Objective: Transforming growth factor (TGF)-beta is a critical factor in the progression of renal injury, regardless of the primary etiology. Such injury is characterized by glomerular sclerosis and tubulointerstitial fibrosis. To develop a ribozyme-based therapy for progressive renal diseases, we examined the effects of chimeric DNA-RNA hammerhead ribozyme targeting TGF-beta1 mRNA on glomerulosclerosis in salt-loaded, stroke-prone spontaneously hypertensive rats (SHR-SP) and salt-sensitive Dahl (Dahl-S) rats.
Methods: The chimeric DNA-RNA ribozyme to TGF-beta1 was delivered by polyethylenimine to cultured mesangial cells from SHR-SP in vitro and to glomeruli in SHR-SP in vivo. The chimeric ribozyme reduced expression of TGF-beta1 mRNA and protein, which was accompanied by inhibition of expression of extracellular matrix molecules such as fibronectin and collagen type I in mesangial cells from SHR-SP in vitro.
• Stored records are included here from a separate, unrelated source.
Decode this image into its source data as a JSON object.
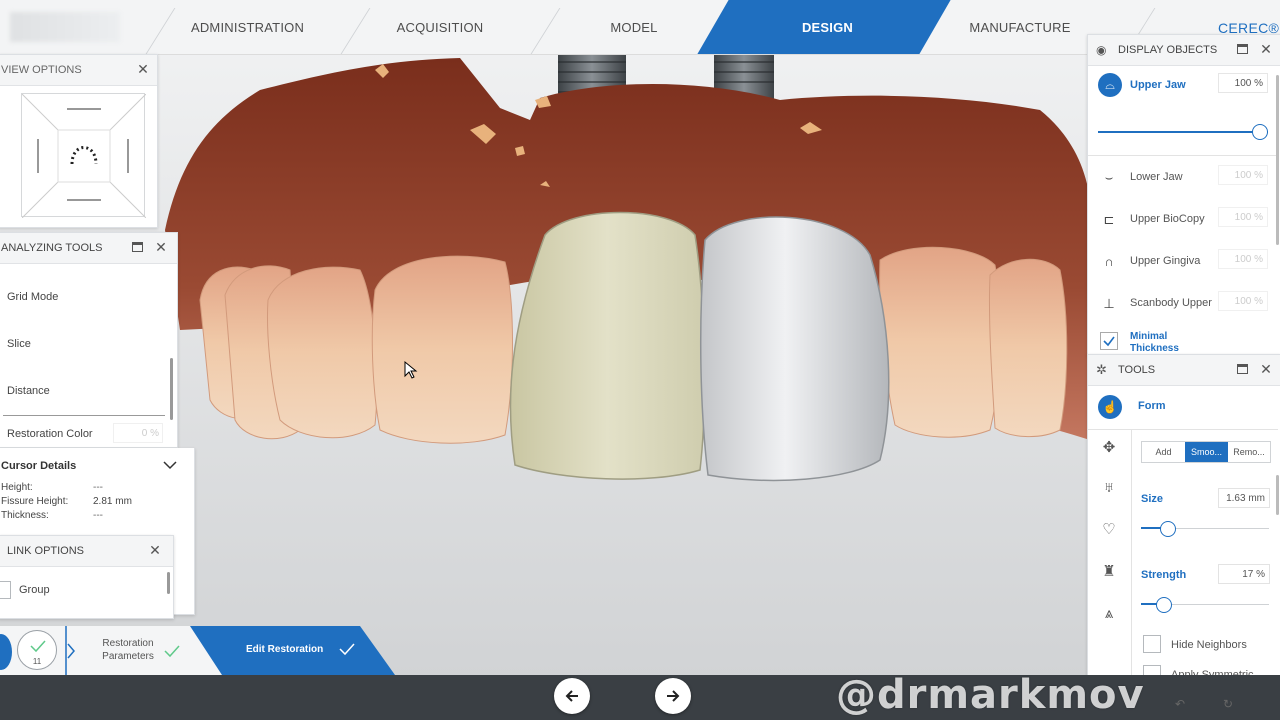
{
  "nav": {
    "tabs": [
      "ADMINISTRATION",
      "ACQUISITION",
      "MODEL",
      "DESIGN",
      "MANUFACTURE"
    ],
    "active": "DESIGN",
    "brand": "CEREC®"
  },
  "view_options": {
    "title": "VIEW OPTIONS"
  },
  "analyzing_tools": {
    "title": "ANALYZING TOOLS",
    "items": [
      "Grid Mode",
      "Slice",
      "Distance"
    ],
    "restoration_color": {
      "label": "Restoration Color",
      "value": "0 %"
    }
  },
  "cursor_details": {
    "title": "Cursor Details",
    "rows": [
      {
        "label": "Height:",
        "value": "---"
      },
      {
        "label": "Fissure Height:",
        "value": "2.81 mm"
      },
      {
        "label": "Thickness:",
        "value": "---"
      }
    ]
  },
  "link_options": {
    "title": "LINK OPTIONS",
    "group_label": "Group"
  },
  "display_objects": {
    "title": "DISPLAY OBJECTS",
    "active": {
      "label": "Upper Jaw",
      "value": "100 %",
      "opacity": 1.0
    },
    "items": [
      {
        "label": "Lower Jaw",
        "value": "100 %",
        "icon": "lower-jaw-icon"
      },
      {
        "label": "Upper BioCopy",
        "value": "100 %",
        "icon": "biocopy-icon"
      },
      {
        "label": "Upper Gingiva",
        "value": "100 %",
        "icon": "gingiva-icon"
      },
      {
        "label": "Scanbody Upper",
        "value": "100 %",
        "icon": "scanbody-icon"
      }
    ],
    "minimal_thickness": "Minimal Thickness"
  },
  "tools": {
    "title": "TOOLS",
    "mode": "Form",
    "segments": [
      "Add",
      "Smoo...",
      "Remo..."
    ],
    "active_segment": "Smoo...",
    "size": {
      "label": "Size",
      "value": "1.63 mm",
      "level": 0.2
    },
    "strength": {
      "label": "Strength",
      "value": "17 %",
      "level": 0.17
    },
    "hide_neighbors": "Hide Neighbors",
    "apply_symmetric": "Apply Symmetric"
  },
  "workflow": {
    "step_count": "11",
    "steps": [
      {
        "label": "Restoration Parameters"
      },
      {
        "label": "Edit Restoration"
      }
    ]
  },
  "watermark": "@drmarkmov",
  "colors": {
    "accent": "#1f6fc0",
    "gingiva": "#8a3b26",
    "check": "#5fc98a"
  }
}
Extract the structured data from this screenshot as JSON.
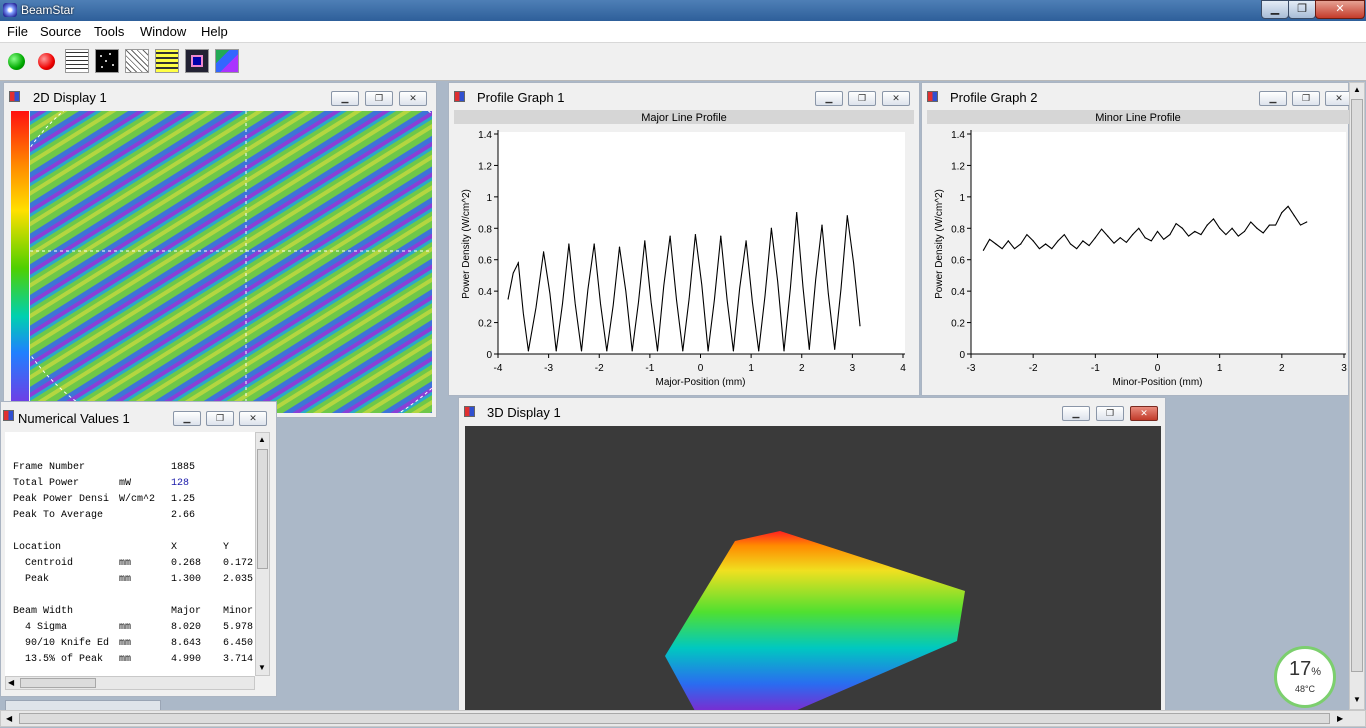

Results: One intraperitoneal injection of 200 microg of chimeric DNA-RNA ribozyme to TGF-beta1 in vivo markedly ameliorated thickening of capillary artery walls and glomerulosclerosis in salt-loaded SHR-SP and Dahl-S rats without a reduction in blood pressure. The chimeric ribozyme reduced expression of TGF-beta1 and connective tissue growth factor (CTGF) mRNAs in renal cortex in salt-loaded Dahl-S rats. Chimeric ribozyme to TGF-beta1 significantly reduced levels of protein in urine in the Dahl-S rats.
Conclusion: These results suggest that chimeric DNA-RNA ribozyme to TGF-beta1 may be useful as a gene therapy for progressive tissue injury in a wide variety of renal diseases, including hypertensive nephrosclerosis.